In het Amsta-arrest is geoordeeld dat uit het Enerco-arrest volgt dat naleving van de ‘spelregels’ niet langer een zelfstandige voorwaarde voor rechtmatigheid is, maar dat de spelregels als gezichtspunt nog steeds van belang zijn bij toetsing aan de hand van art. G. ESH. Is een collectieve actie in beginsel rechtmatig, dan ligt het op de weg van de werkgever (of de derde) die eist dat de collectieve actie wordt beperkt of uitgesloten, om aannemelijk te maken dat deze beperking of uitsluiting naar de maatstaf van art. G. ESH gerechtvaardigd is, waarvoor vereist is dat deze beperking of uitsluiting maatschappelijk gezien dringend noodzakelijk is.
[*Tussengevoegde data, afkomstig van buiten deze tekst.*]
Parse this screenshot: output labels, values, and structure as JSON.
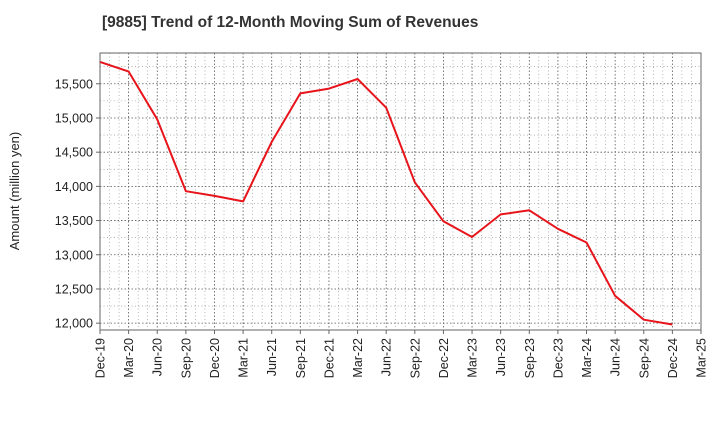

Ten aanzien van dit laatste verwijst Uw Raad in het Amsta-arrest naar rov. 4.3 van het Streekvervoer-arrest, waarin als volgt is overwogen:41
“(…) Naar Nederlands recht (…) komen deze in de rechtspraak ontwikkelde vereisten erop neer dat moet kunnen worden vastgesteld dat de staking, gelet op de zorgvuldigheid die krachtens art. 6:162 BW in het maatschappelijk verkeer in acht moet worden genomen ten aanzien van de persoon en de goederen van anderen, in zodanige mate inbreuk maakt op de in het eerste lid van art. 31 ESH [art. G. ESH, A-G] aangewezen rechten van derden of algemene belangen dat beperkingen, maatschappelijk gezien, dringend noodzakelijk zijn. Onbeperkte uitoefening van het grondrecht is dan jegens allen die daarvan schade ondervinden, onrechtmatig, ook jegens de werkgever. Of zulks het geval is, is een vraag van proportionaliteit die slechts kan worden beslist door — met inachtneming van alle in het debat van partijen betrokken, voor het gegeven geval kenmerkende omstandigheden in onderling verband en samenhang — de bij de uitoefening van het grondrecht betrokken belangen af te wegen tegen die waarop inbreuk wordt gemaakt.”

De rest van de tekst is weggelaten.